Wem gehört das Bahngelände – wenn es kein Bahngelände mehr ist?

Von Winfried Wolf
Es ist eine Sache, die Bahnprivatisierung aus allgemeinen politischen sowie aus umwelt- und verkehrspolitischen Gründen zu kritisieren und als typisches Modell einer Privatisierung gesellschaftlichen Eigentums zu charakterisieren. Der andere Umstand ist in der Öffentlichkeit kaum bekannt: Der größte Teil des Bahngeländes wurde im 18. und frühen 19. Jahrhundert den – oftmals privaten – Bahnen von der öffentlichen Hand geschenkt, mit der erklärten oder stillschweigenden Auflage, darauf Schienenverkehr zu betreiben.
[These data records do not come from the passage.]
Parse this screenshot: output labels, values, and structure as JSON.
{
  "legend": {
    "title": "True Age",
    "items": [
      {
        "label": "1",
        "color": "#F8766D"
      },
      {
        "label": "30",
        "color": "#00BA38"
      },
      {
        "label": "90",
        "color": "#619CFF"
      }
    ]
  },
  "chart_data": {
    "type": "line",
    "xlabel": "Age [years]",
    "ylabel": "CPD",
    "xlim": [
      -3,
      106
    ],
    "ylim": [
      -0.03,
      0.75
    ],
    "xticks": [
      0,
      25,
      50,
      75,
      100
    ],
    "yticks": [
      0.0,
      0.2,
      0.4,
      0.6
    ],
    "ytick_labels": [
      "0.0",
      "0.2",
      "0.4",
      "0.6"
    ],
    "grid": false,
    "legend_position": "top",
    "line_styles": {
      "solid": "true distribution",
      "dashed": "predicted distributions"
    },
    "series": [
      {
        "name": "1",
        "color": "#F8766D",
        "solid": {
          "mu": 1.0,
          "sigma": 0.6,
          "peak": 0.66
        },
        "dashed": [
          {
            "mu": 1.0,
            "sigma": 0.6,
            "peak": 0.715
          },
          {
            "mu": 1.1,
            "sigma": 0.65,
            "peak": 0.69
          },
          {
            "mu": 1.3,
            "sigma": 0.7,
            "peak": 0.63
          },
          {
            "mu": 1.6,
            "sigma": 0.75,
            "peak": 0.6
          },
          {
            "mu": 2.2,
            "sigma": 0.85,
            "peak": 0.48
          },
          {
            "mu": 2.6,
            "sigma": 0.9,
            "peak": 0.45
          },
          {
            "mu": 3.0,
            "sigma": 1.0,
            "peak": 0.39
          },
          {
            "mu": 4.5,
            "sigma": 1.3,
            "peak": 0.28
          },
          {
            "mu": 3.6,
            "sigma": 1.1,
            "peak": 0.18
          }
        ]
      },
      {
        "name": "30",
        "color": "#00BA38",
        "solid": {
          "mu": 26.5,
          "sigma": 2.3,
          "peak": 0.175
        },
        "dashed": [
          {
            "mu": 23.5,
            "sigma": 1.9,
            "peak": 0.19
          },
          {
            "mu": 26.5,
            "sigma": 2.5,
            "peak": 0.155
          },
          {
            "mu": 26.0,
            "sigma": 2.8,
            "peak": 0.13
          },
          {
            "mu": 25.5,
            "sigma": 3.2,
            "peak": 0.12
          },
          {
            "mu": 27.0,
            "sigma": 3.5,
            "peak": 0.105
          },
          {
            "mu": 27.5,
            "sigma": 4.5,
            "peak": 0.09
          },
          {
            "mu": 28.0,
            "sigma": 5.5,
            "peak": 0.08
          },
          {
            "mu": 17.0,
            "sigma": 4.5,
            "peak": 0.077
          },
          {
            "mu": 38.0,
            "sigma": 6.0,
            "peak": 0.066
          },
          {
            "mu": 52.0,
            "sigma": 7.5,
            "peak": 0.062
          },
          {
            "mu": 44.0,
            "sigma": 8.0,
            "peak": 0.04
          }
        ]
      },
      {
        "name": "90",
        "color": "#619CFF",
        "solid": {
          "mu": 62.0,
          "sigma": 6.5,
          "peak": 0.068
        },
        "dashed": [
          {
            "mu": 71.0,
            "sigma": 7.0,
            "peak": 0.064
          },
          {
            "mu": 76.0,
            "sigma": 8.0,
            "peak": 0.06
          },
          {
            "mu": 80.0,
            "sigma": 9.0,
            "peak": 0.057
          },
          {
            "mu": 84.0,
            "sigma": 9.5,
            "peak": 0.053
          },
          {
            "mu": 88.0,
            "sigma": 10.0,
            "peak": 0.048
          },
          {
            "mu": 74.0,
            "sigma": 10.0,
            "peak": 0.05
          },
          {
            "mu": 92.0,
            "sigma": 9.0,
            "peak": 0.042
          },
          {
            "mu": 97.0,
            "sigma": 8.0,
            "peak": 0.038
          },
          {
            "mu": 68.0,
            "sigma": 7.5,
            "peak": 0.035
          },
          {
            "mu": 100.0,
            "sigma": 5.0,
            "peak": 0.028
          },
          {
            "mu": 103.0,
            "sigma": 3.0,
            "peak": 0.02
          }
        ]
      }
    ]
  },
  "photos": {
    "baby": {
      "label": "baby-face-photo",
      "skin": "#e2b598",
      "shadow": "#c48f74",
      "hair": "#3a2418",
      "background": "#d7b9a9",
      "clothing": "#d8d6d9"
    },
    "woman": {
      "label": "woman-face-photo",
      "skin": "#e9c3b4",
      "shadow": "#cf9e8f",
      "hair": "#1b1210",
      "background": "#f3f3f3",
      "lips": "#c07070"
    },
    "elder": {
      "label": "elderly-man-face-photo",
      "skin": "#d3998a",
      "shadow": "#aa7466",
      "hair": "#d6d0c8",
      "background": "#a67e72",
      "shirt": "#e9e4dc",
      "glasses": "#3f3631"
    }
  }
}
Wenn dieses Gelände nun an private Investoren verkauft wird und darauf kein Schienenverkehr mehr veranstaltet wird, entfällt die Geschäftsgrundlage für diese Übereignung. Drei Fälle.

Beispiel eins: Im Landkreis Augsburg in Bayern wurde 1986 durch die Bundesbahn die Weldenbahn eingestellt. Die Kommunen Adelsried und Horgau wollten das Gelände übernehmen, um einen Geh- und Radweg anzulegen. Als ihnen der Preis, den die Bundesbahn für die Überlassung der Trasse verlangte, zu hoch erschien, stöberten sie in den Archiven. An Hand von Urkunden aus den Jahren 1899 und 1902 konnten sie den Nachweis führen, daß damals die Grundstücke für die Bahntrassen von den Kommunen zunächst gekauft und dann der Bahn kostenlos überlassen wurden – mit der Auflage, darauf Schienenverkehr zu betreiben.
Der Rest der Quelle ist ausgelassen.